George Luthringer

May 30, 1934 – November 13, 2015

The Rev. George Francis Luthringer, long-time priest at St. Columba’s Episcopal Church in Camarillo, died Nov. 13. He was 81.

A funeral service will be held at 2 p.m. on Saturday, Dec. 12 at St. Columba’s Church, 1251 Las Posas Road, Camarillo 93010 (805.482.8831).

Survivors include Ann Pentecost Luthringer, his wife of 33 years; two nieces and two nephews; Elizabeth Linton Bowie, a step-daughter from his first marriage; four step-children from his second marriage, Rebecca Ann Mertens, Jeffrey Jerald Mertens, Monica Louise Mertens, and Elizabeth Marie Rehmel; and five step-grandchildren.

George Luthringer III was born on May 30, 1934 in Springfield, Illinois, the second son of Martha Eleanore Glandon and Marshall Sampsell Luthringer. After his childhood in Beardstown, Illinois, Luthringer’s family returned to Springfield as he was preparing to enter high school. After graduation he attended M.I.T., where he earned bachelor’s and master’s degrees in mechanical engineering in 1957. Following a year in a doctoral program, he entered the U.S. Air Force, where he spent three and a half years as a research engineer at Wright-Patterson AFB, at the same time playing a major role in the life and development of St. Christopher’s Episcopal Mission in Fairborn, Ohio.

Luthringer enrolled at Church Divinity School of the Pacific, where he met and married his first wife, Jean Ann Yeilding, in 1965. Graduating with honors in Bible and church history, he returned to the Diocese of Southern Ohio, where Bishop Roger Blanchard ordained him to the diaconate in June 1966 and to the priesthood in December of that year.he was put in charge of two small churches along the Ohio River on the western edge of Cincinnati.

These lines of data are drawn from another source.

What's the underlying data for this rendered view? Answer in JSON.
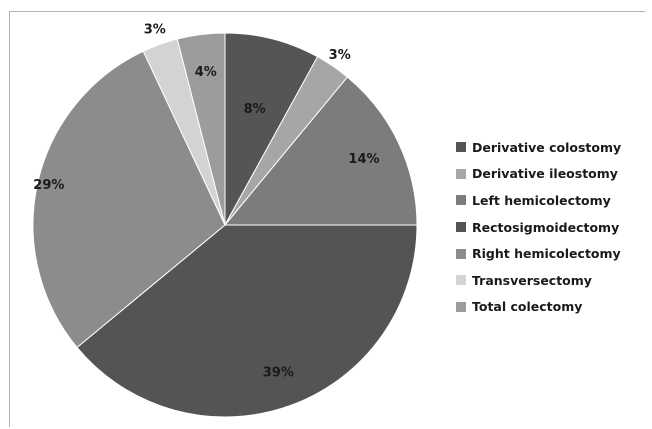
{
  "chart_data": {
    "type": "pie",
    "title": "",
    "legend_position": "right",
    "start_angle_deg": 0,
    "direction": "clockwise",
    "slices": [
      {
        "label": "Derivative colostomy",
        "value": 8,
        "value_label": "8%",
        "color": "#555555"
      },
      {
        "label": "Derivative ileostomy",
        "value": 3,
        "value_label": "3%",
        "color": "#a6a6a6"
      },
      {
        "label": "Left hemicolectomy",
        "value": 14,
        "value_label": "14%",
        "color": "#7c7c7c"
      },
      {
        "label": "Rectosigmoidectomy",
        "value": 39,
        "value_label": "39%",
        "color": "#545454"
      },
      {
        "label": "Right hemicolectomy",
        "value": 29,
        "value_label": "29%",
        "color": "#8c8c8c"
      },
      {
        "label": "Transversectomy",
        "value": 3,
        "value_label": "3%",
        "color": "#d3d3d3"
      },
      {
        "label": "Total colectomy",
        "value": 4,
        "value_label": "4%",
        "color": "#9c9c9c"
      }
    ]
  }
}
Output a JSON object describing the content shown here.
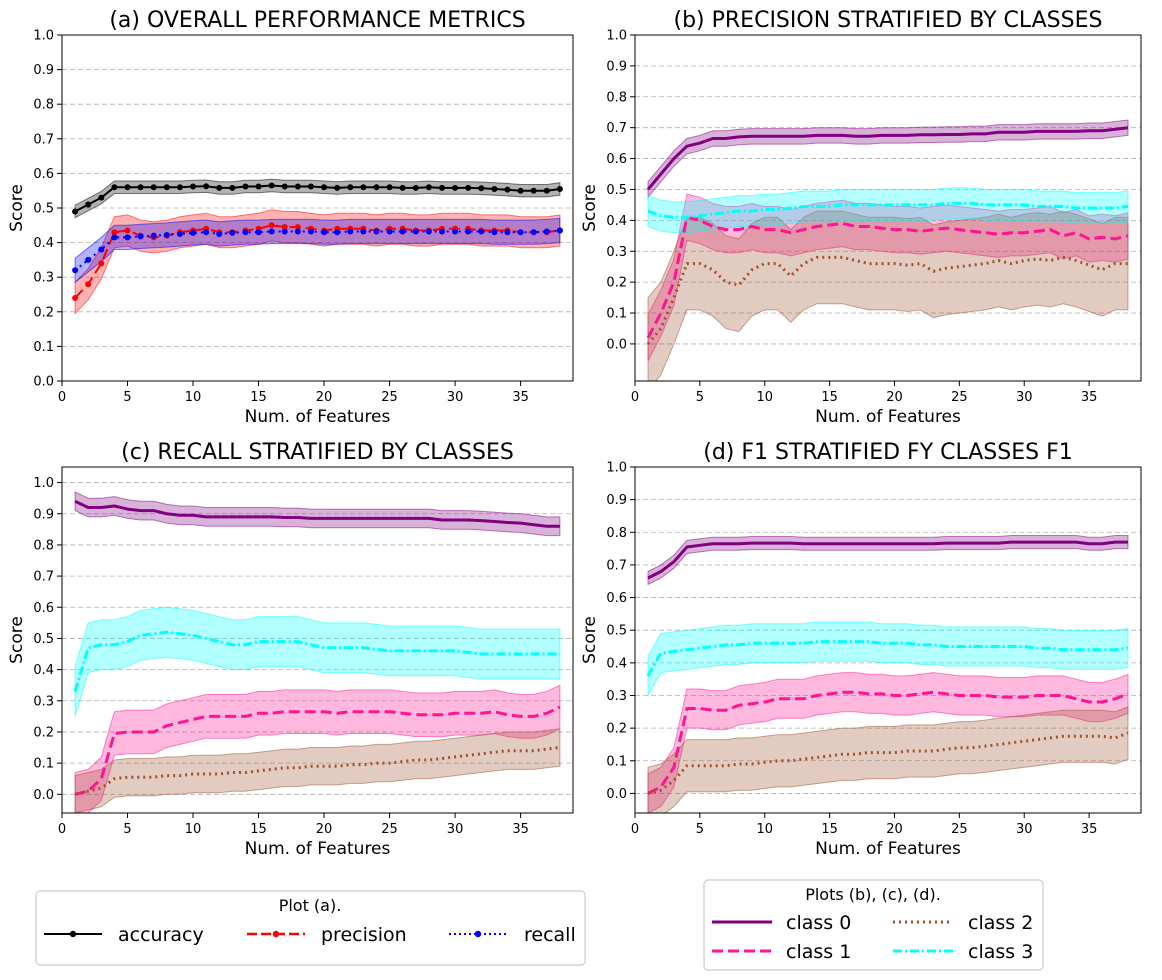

After three years there he spent a year studying Group Communications at the University of Cincinnati and afterwards taught mathematics at two private schools in Cincinnati for seven years. He then founded the patient relations program at Cincinnati General Hospital, ultimately becoming director of the patient relations department at the University of Cincinnati Hospital. During that time he met and married his second wife, Beatrice Ann Mertens (nee Pentecost), completed intensive and advanced Bioethics courses at Georgetown University, and twice served as president of the board of the Ohio affiliate of the National Abortion Rights Action League. Later he became a consultant in medical ethics, also twice teaching that subject to pre-med students at Miami University (Ohio), and continued to do ad hoc technical editing as well as publishing articles supporting the morality of a woman’s right to choose abortion and examining the ethical issues in providing enteral and parenteral feeding of those very ill patients who might benefit from nutritional support.

Moving to California in 1991, he assisted at St Francis of Assisi Church in Simi Valley for 10 years, before spending 10 years as the assisting priest at St. Columba’s in Camarillo until illness prevented him from further work. Over that period he served six years on Diocesan Council and played a key role in ensuring the survival of the Samaritan Center, a day-care and support facility for the homeless in Simi Valley. He also served for many years as a mentor to Education for Ministry students.

In lieu of flowers, contribution are suggested to El Hogar Ministries (an Episcopal institution providing education for some of the most desperate children in Honduras) at ElHogar.org, or to the Samaritan Center, 280 Royal Avenue, Simi Valley 93065.